Monday, August 07, 2006


On educating myself
Just coz I was born and raised a working-class lad, that's no reason to not aspire to middle-class toffery.
As part of my "do-it-yourself Eliza Doolittle-ization," I'm trying to immerse myself in the world's Great Literature. Currently am reading Aeschylus' The House of Atreus. I don't mean 'reading' as in earnest swotty note-taking study, but picking up the book during TV ads and skimming through the often foggy and sometimes near-indecipherable text. It's your typical Ancient Greek tale of mischief & bloodshed: 'dad kills daughter, mum kills dad, son kills mum' sorta thing (and you thought your family was dysfunctional). Goriness aside, I'm struck by the deep depression and torment rife throughout the dialogue. 'Twas a realisation that even old Greeks suffered inconsolable melancholy, having mistakenly believed that emotional dislocation and alienation were modern afflictions. Strangely enough, the sufferings of Agamemnon & co, have made me feel a lot better about my own neuroses & personal crap. As if anguish and nihilism are eternal, universal facets of the human condition - in that sense I'm completely normal.

Moral of the story? Well, there isn't one really. But if you're prone to feelings of blueness & a heavy heart, my advice: read Aeschylus & know that (a) you aren't alone, (b) your sob-story is nothing new, and more controversially (c) killing your family members can sometimes
yield a happy ending. Well... (a) and (b) anyhow :-)


Sharon Ferguson said...

Have ventured into the classics myself, but I am a wimp. Instead of picking up the Real Stuff to read, have been content with things like A Children's Homer by Padraic Colm.
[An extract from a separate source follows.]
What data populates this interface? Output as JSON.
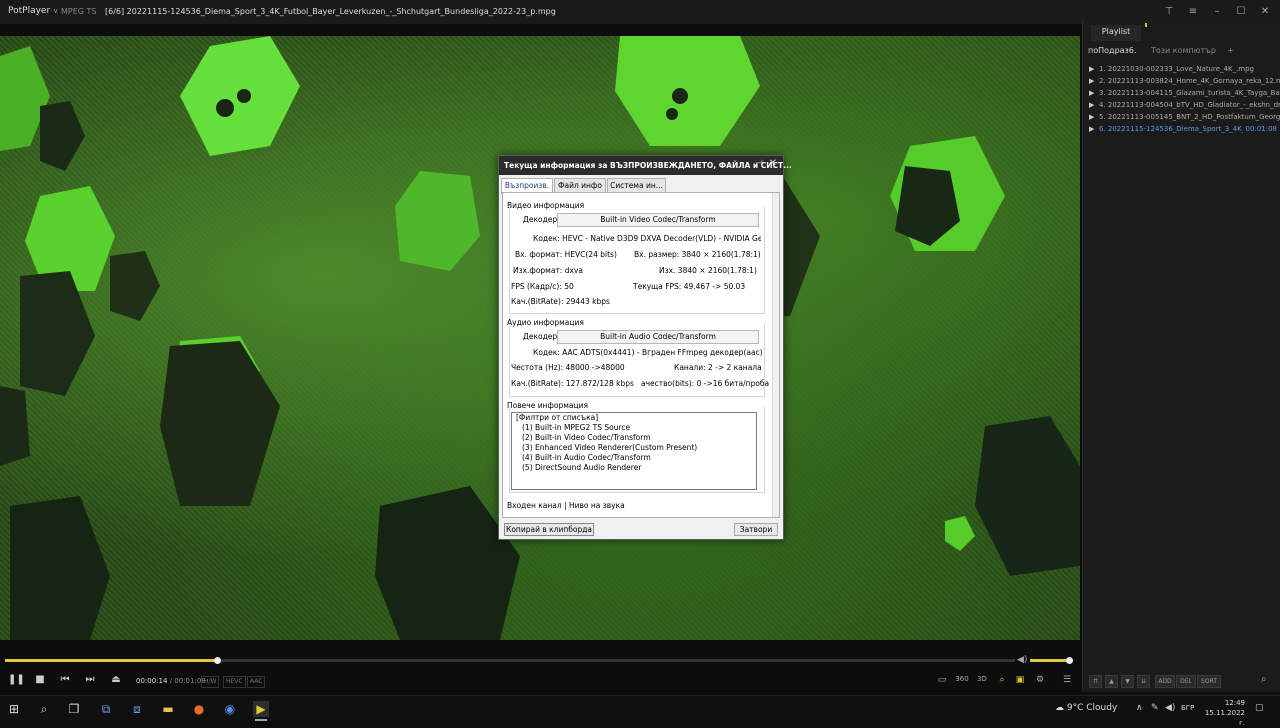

Never mind that this has been part of my daughter's homeschool curriculum as well, but I have been learning a lot. Ancient Greece fascinated me as well as repulsed me in some ways.

phil said...

LOL, I know what you mean about the 'watered down' stuff. I'm the same - would never had chosen the House of Atreus if I hadn't have already been familiar with the story through reading 'general mythology' books.

Ditto philosophy. I'm looking for a 'kid's version' of Plato's Republic - just so I know the gist of what he's all about - without having to plough through mountains of difficult mind-taxing text in the original.